Friday, June 03, 2011

Whyte, Murray, Words, Poetry

David Whyte is a poet I'm unfamiliar with (it's not hard to be unfamiliar with poets - there are so many of them!), but he was quoted as saying the following in a blog post I read today: “A poet’s work is all about creating a language that is big enough to represent both the world you inhabit and the next, larger world that awaits you."

I'm currently revising the poem, Poetry and Religion, by Les Murray. Revising as in re-committing it to memory, something I have to do every so often in order to remind my brain that I've once learnt something and expect it still to be there somewhere. (I'm using a little digital dictaphone I bought for another purpose recently to re-learn the poems and Scripture I've memorised previously: it's a different kind of challenge to learning from a page of words.)
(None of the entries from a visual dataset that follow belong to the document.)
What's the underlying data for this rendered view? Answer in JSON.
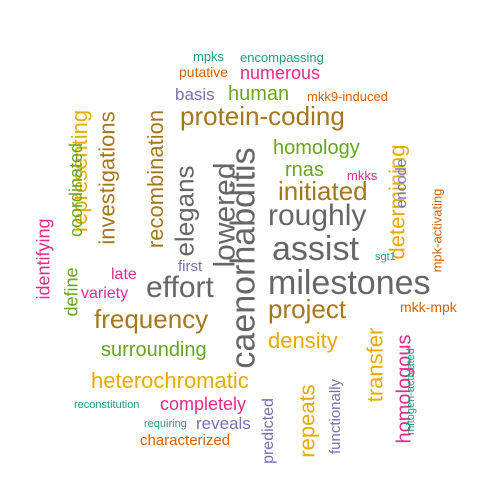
{
  "palette": {
    "green": "#1b9e77",
    "orange": "#d95f02",
    "purple": "#7570b3",
    "pink": "#e7298a",
    "lime": "#66a61e",
    "gold": "#e6ab02",
    "brown": "#a6761d",
    "gray": "#666666"
  },
  "words": [
    {
      "text": "caenorhabditis",
      "color": "gray"
    },
    {
      "text": "milestones",
      "color": "gray"
    },
    {
      "text": "lowered",
      "color": "gray"
    },
    {
      "text": "assist",
      "color": "gray"
    },
    {
      "text": "roughly",
      "color": "gray"
    },
    {
      "text": "elegans",
      "color": "gray"
    },
    {
      "text": "effort",
      "color": "gray"
    },
    {
      "text": "investigations",
      "color": "brown"
    },
    {
      "text": "recombination",
      "color": "brown"
    },
    {
      "text": "protein-coding",
      "color": "brown"
    },
    {
      "text": "initiated",
      "color": "brown"
    },
    {
      "text": "frequency",
      "color": "brown"
    },
    {
      "text": "project",
      "color": "brown"
    },
    {
      "text": "heterochromatic",
      "color": "gold"
    },
    {
      "text": "representing",
      "color": "gold"
    },
    {
      "text": "density",
      "color": "gold"
    },
    {
      "text": "repeats",
      "color": "gold"
    },
    {
      "text": "transfer",
      "color": "gold"
    },
    {
      "text": "determining",
      "color": "gold"
    },
    {
      "text": "homology",
      "color": "lime"
    },
    {
      "text": "rnas",
      "color": "lime"
    },
    {
      "text": "human",
      "color": "lime"
    },
    {
      "text": "surrounding",
      "color": "lime"
    },
    {
      "text": "coordinated",
      "color": "lime"
    },
    {
      "text": "define",
      "color": "lime"
    },
    {
      "text": "identifying",
      "color": "pink"
    },
    {
      "text": "homologous",
      "color": "pink"
    },
    {
      "text": "completely",
      "color": "pink"
    },
    {
      "text": "numerous",
      "color": "pink"
    },
    {
      "text": "variety",
      "color": "pink"
    },
    {
      "text": "late",
      "color": "pink"
    },
    {
      "text": "mkks",
      "color": "pink"
    },
    {
      "text": "basis",
      "color": "purple"
    },
    {
      "text": "first",
      "color": "purple"
    },
    {
      "text": "reveals",
      "color": "purple"
    },
    {
      "text": "predicted",
      "color": "purple"
    },
    {
      "text": "functionally",
      "color": "purple"
    },
    {
      "text": "encode",
      "color": "purple"
    },
    {
      "text": "putative",
      "color": "orange"
    },
    {
      "text": "mkk9-induced",
      "color": "orange"
    },
    {
      "text": "mkk-mpk",
      "color": "orange"
    },
    {
      "text": "mpk-activating",
      "color": "orange"
    },
    {
      "text": "characterized",
      "color": "orange"
    },
    {
      "text": "mpks",
      "color": "green"
    },
    {
      "text": "encompassing",
      "color": "green"
    },
    {
      "text": "sgt1",
      "color": "green"
    },
    {
      "text": "reconstitution",
      "color": "green"
    },
    {
      "text": "requiring",
      "color": "green"
    },
    {
      "text": "mitogen-activated",
      "color": "green"
    }
  ]
}
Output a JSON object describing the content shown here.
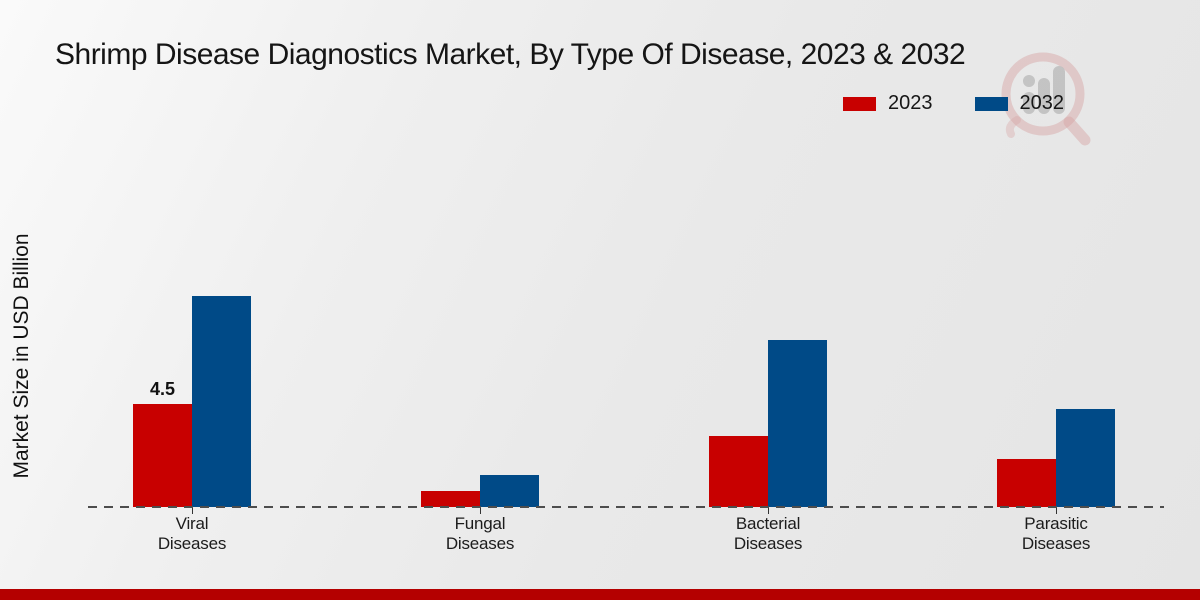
{
  "title": "Shrimp Disease Diagnostics Market, By Type Of Disease, 2023 & 2032",
  "ylabel": "Market Size in USD Billion",
  "legend": {
    "items": [
      {
        "label": "2023",
        "color": "#c80000"
      },
      {
        "label": "2032",
        "color": "#004a87"
      }
    ]
  },
  "colors": {
    "series_2023": "#c80000",
    "series_2032": "#004a87",
    "footer_band": "#b40000",
    "baseline": "#4d4d4d"
  },
  "watermark_icon": "bar-chart-magnifier-logo",
  "chart_data": {
    "type": "bar",
    "categories": [
      "Viral Diseases",
      "Fungal Diseases",
      "Bacterial Diseases",
      "Parasitic Diseases"
    ],
    "series": [
      {
        "name": "2023",
        "color": "#c80000",
        "values": [
          4.5,
          0.7,
          3.1,
          2.1
        ]
      },
      {
        "name": "2032",
        "color": "#004a87",
        "values": [
          9.2,
          1.4,
          7.3,
          4.3
        ]
      }
    ],
    "labeled_points": [
      {
        "series_index": 0,
        "category_index": 0,
        "text": "4.5"
      }
    ],
    "title": "Shrimp Disease Diagnostics Market, By Type Of Disease, 2023 & 2032",
    "xlabel": "",
    "ylabel": "Market Size in USD Billion",
    "ylim": [
      0,
      10
    ],
    "grid": false,
    "baseline_style": "dashed",
    "legend_position": "top-right"
  }
}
Murray's poem discusses a similar idea to Whyte's statement, though perhaps from a more theological perspective. Like many of Murray's poems, it takes a bit of unpacking to get to the gist of things, especially as he can make use of ordinary words and give them additional meanings: 'concert', 'attracted', for instance. And the section where he uses the 'mirror' imagery is quite dense until you work over it a number of times....for me, anyway.

Here it is in full.

Religions are poems. They concert
our daylight and dreaming mind, our
emotions, instinct, breath and native gesture

into the only whole thinking: poetry.
Nothing's said till it's dreamed out in words
and nothing's true that figures in words only.

A poem, compared with an arrayed religion,
may be like a soldier's one short marriage night
to die and live by. But that is a small religion.

Full religion is the large poem in loving repetition;
like any poem, it must be inexhaustible and complete
with turns where we ask Now why did the poet do that?

You can't pray a lie, said Huckleberry Finn;
you can't poe one either. It is the same mirror;
mobile, glancing, we call it poetry,

fixed centrally, we call it religion,
and God is the poetry caught in any religion,
caught, not imprisoned. Caught as in a mirror

that he attracted, being in the world as poetry
is in the poem, a law against its closure.
There'll always be religion around while there is poetry

or a lack of it. Both are given, and intermittent,
as the action of those birds - crested pigeon, rosella parrot -
who fly with wings shut, then beating, and again shut.


I love those two lines:
Nothing's said till it's dreamed out in words
and nothing's true that figures in words only.

It seems like a simple couple of statements, yet it has a hidden depth like a pool that you think is shallow - you step into it, lose your footing and suddenly find yourself floundering.